Comments were submitted to the commission by more than 150 hospitals in more than 40 states, as well as by numerous nurses and other medical professionals that highlighted the critical nature and substantial benefits of wireless medical telemetry service (WMTS).
The affected technology operates on Channel 37 of the UHF band, used predominantly for television broadcasts.
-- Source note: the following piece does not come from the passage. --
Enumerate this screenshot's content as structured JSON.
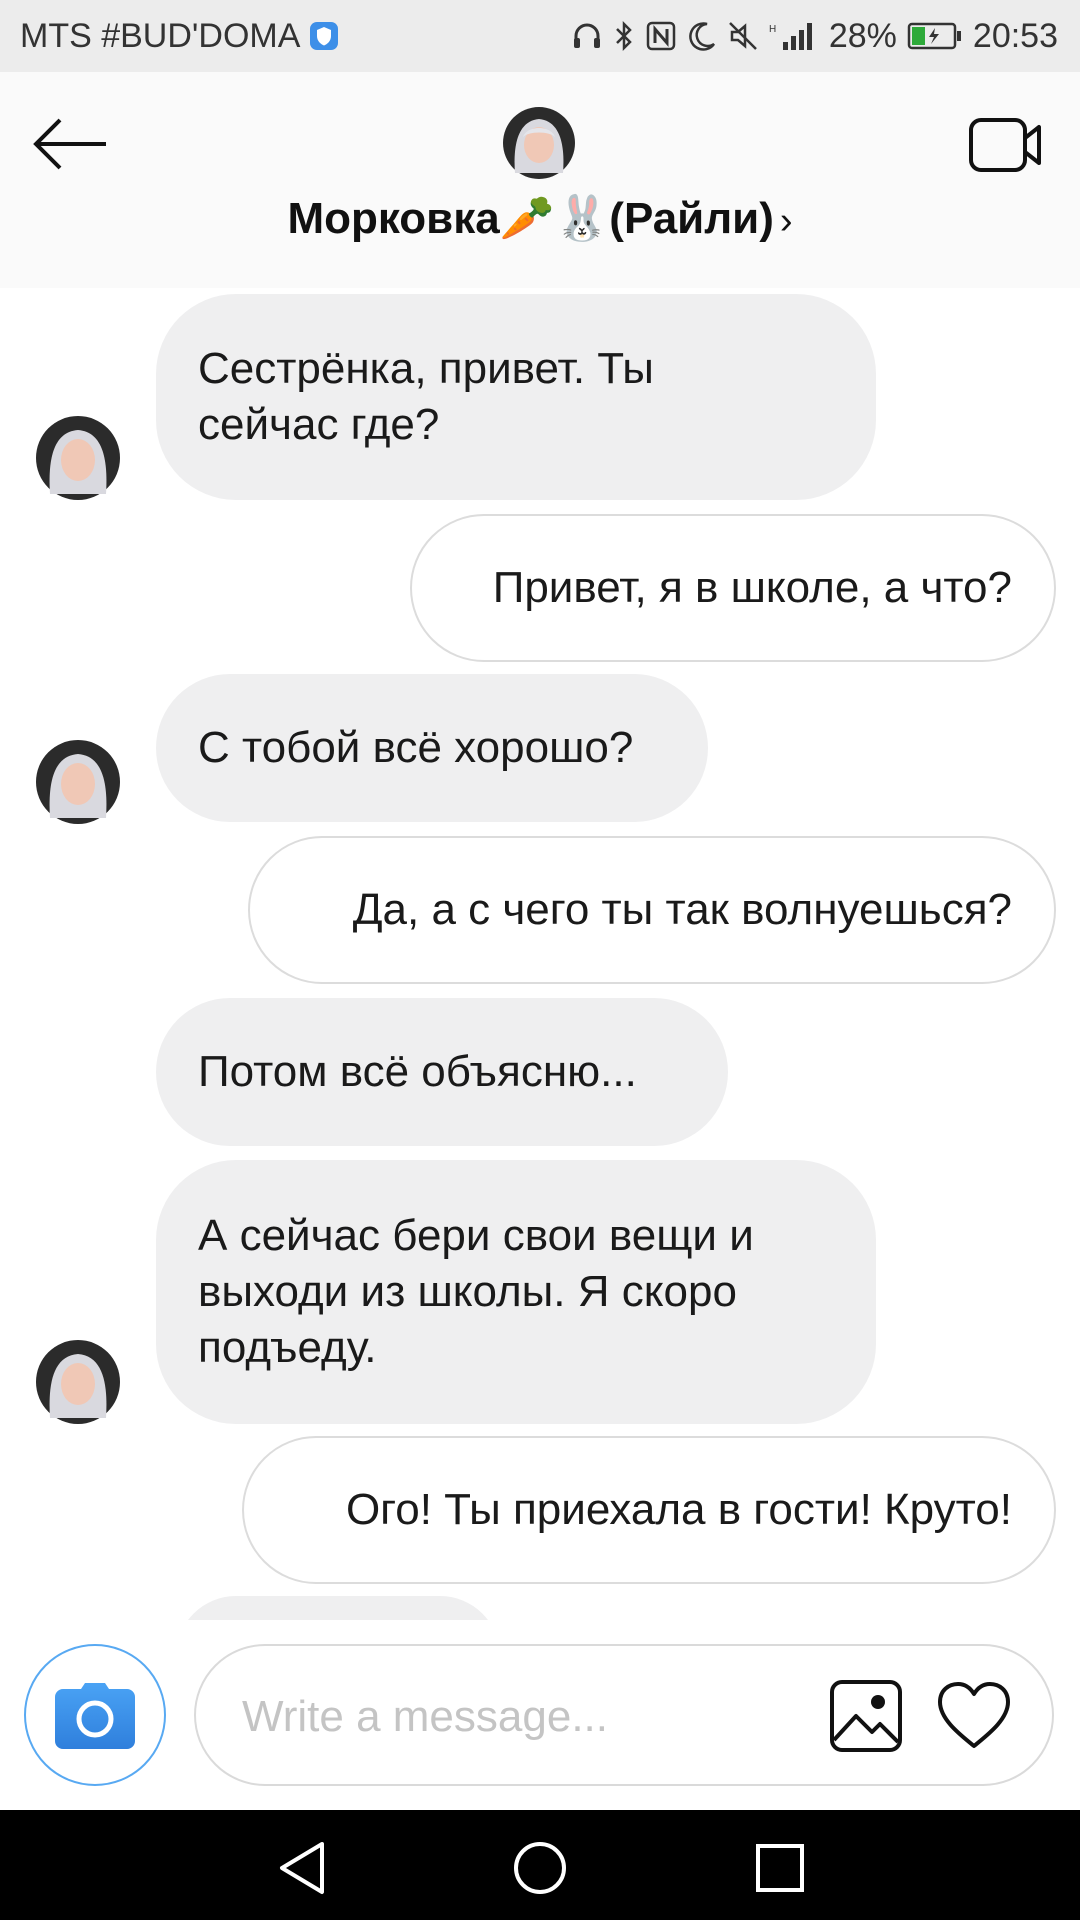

FCC Chairman Tom Wheeler asserted at the hearing that “wireless medical telemetry devices and radio astronomy services will continue to have interference protection on Channel 37.”
In response to the FCC decision, AHA Executive Vice President Rick Pollack issued a statement expressing that the AHA was “deeply concerned” by the new rules. “We believe that the technical rules adopted today by the FCC, which would allow unlicensed devices to operate in relatively close geographic proximity on the same frequency as hospitals’ Wireless Medical Telemetry System, is not in the best interest of patients,” he said. “These unlicensed devices may cause interference with wireless monitoring, preventing doctors and nurses from receiving vital information.”
The AHA and several members of Congress also requested a delay “to allow hospitals more time to work cooperatively with the unlicensed device community to create a compromise that protects patients.”